The Courts in India have generally taken the view that an execution petition which has been dismissed for the default of the decree-holder though by the time that petition came to be dismissed, the judgment-debtor had resisted the execution on one or more grounds, does not bar the further execution of the decree in pursuance of the fresh execution petitions filed in accordance with law. Even the dismissal for default of objections raised under Section 47, the Civil Procedure Code does not operate as res judicata when the same objections are raised again in the course of the execution. We do not think that the decision on which the learned Counsel for the appellant placed great deal of reliance is correctly decided.
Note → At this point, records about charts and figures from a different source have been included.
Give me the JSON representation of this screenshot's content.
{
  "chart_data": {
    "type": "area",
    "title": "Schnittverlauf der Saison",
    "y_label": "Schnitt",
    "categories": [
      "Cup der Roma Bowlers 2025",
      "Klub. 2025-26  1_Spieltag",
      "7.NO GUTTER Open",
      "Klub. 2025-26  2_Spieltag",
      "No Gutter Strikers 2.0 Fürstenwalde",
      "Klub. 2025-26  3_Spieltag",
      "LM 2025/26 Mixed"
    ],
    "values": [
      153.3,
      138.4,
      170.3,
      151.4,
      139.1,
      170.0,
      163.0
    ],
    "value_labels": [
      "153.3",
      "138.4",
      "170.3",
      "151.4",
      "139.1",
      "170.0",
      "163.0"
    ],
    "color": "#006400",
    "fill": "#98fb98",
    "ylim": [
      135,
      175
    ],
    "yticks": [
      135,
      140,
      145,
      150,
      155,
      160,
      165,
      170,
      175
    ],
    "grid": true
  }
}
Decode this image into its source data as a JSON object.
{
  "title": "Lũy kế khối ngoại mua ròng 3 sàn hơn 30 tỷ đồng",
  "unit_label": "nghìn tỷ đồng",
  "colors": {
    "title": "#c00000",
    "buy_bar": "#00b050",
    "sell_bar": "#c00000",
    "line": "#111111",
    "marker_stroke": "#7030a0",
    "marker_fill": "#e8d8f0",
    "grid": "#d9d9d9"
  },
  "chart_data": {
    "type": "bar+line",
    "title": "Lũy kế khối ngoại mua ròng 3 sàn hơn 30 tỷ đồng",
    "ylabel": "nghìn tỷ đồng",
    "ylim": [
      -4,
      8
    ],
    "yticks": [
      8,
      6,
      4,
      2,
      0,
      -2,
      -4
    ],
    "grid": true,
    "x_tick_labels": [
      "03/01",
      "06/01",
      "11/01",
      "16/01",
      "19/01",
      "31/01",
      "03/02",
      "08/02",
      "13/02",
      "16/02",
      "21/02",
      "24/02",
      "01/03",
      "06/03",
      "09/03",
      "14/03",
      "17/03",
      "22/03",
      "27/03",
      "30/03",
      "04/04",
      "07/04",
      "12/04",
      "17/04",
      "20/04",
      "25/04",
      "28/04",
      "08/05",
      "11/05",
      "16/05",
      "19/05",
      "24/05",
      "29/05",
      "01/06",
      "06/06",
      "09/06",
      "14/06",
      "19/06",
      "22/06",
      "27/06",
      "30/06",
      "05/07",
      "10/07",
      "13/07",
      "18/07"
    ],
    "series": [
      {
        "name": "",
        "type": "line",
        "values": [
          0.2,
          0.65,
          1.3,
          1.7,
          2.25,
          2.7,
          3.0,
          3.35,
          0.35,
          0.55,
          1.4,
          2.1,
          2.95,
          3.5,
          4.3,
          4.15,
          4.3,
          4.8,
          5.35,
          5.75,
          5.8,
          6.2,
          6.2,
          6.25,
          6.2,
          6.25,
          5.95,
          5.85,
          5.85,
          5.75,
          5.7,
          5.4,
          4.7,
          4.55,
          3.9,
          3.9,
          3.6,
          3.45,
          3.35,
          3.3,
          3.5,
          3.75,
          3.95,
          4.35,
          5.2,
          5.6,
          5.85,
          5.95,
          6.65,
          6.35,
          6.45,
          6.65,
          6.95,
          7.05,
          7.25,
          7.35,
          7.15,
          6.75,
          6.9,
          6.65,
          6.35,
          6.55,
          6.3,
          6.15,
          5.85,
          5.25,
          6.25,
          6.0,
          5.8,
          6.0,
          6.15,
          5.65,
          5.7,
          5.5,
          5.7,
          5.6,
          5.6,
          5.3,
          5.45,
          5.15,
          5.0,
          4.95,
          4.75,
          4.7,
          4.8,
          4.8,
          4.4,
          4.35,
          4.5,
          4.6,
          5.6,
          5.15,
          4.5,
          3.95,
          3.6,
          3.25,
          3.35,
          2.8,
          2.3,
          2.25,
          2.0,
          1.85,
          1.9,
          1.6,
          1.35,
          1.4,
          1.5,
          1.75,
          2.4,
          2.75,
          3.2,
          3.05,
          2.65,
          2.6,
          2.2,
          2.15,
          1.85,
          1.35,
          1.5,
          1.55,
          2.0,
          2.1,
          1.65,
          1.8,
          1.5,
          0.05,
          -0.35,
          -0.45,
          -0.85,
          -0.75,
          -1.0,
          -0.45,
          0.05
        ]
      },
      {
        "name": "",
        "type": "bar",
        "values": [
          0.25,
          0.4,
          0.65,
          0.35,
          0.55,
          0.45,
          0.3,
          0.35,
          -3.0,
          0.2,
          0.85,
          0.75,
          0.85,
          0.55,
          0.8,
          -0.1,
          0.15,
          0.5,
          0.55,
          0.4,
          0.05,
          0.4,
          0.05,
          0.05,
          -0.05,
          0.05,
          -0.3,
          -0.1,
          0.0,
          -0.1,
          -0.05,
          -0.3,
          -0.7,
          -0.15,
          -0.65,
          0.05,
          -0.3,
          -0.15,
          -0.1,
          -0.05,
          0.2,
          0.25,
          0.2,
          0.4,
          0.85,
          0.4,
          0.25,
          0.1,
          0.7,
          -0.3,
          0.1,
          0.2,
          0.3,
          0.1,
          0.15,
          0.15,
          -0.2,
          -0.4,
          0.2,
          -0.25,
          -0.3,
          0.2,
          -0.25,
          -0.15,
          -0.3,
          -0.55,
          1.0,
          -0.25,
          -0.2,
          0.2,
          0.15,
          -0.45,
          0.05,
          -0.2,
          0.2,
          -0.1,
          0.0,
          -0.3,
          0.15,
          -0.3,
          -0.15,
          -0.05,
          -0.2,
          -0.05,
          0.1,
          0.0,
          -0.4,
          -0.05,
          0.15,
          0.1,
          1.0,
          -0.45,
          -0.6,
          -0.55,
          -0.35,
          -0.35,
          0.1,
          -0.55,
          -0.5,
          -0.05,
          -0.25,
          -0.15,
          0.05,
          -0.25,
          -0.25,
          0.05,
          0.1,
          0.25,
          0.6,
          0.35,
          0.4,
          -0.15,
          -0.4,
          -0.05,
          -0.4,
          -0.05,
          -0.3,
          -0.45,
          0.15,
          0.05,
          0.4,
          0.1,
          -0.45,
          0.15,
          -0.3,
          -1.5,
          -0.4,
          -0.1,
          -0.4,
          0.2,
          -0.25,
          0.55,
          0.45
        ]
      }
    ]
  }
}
Hence, we agree with the High Court that the plea of res judicata advanced by the appellant is unsustainable.
16. In the light of the above discussion, when this Court looks into the facts on hand, it is clear that it is only Order IX, Rule 4 which has to be invoked, but not Order IX Rule 9 CPC. As discussed supra, only when both the parties are absent Order IX Rule 4 comes into play and when the plaintiff only is absent and the defendant is present Order IX Rule 9 comes into play. In the case on hand, as both the parties were absent, particularly the revision petitioner, who is the 1st respondent in review petition, the learned Judge dismissed CRP No. 5704 of 1999 for default and he did not pass the order after hearing and deciding the question, either of fact or law, involved in it. As both the parties were absent, in my considered view, neither the principle of res judicata can be pressed into service nor Order IX Rule 9 CPC can be said to have any application to the facts of the case.
17. In the light of the aforementioned discussion, this Court has no hesitation to come to the conclusion that though CRP No. 6929 of 2005 decided by this Court on 23.12.2005 is a second revision questioning the order dated 7.6.1999 passed by the Joint Collector, the same is maintainable.
18. Hence, 1 see no merits in this review petition, and the same is accordingly dismissed.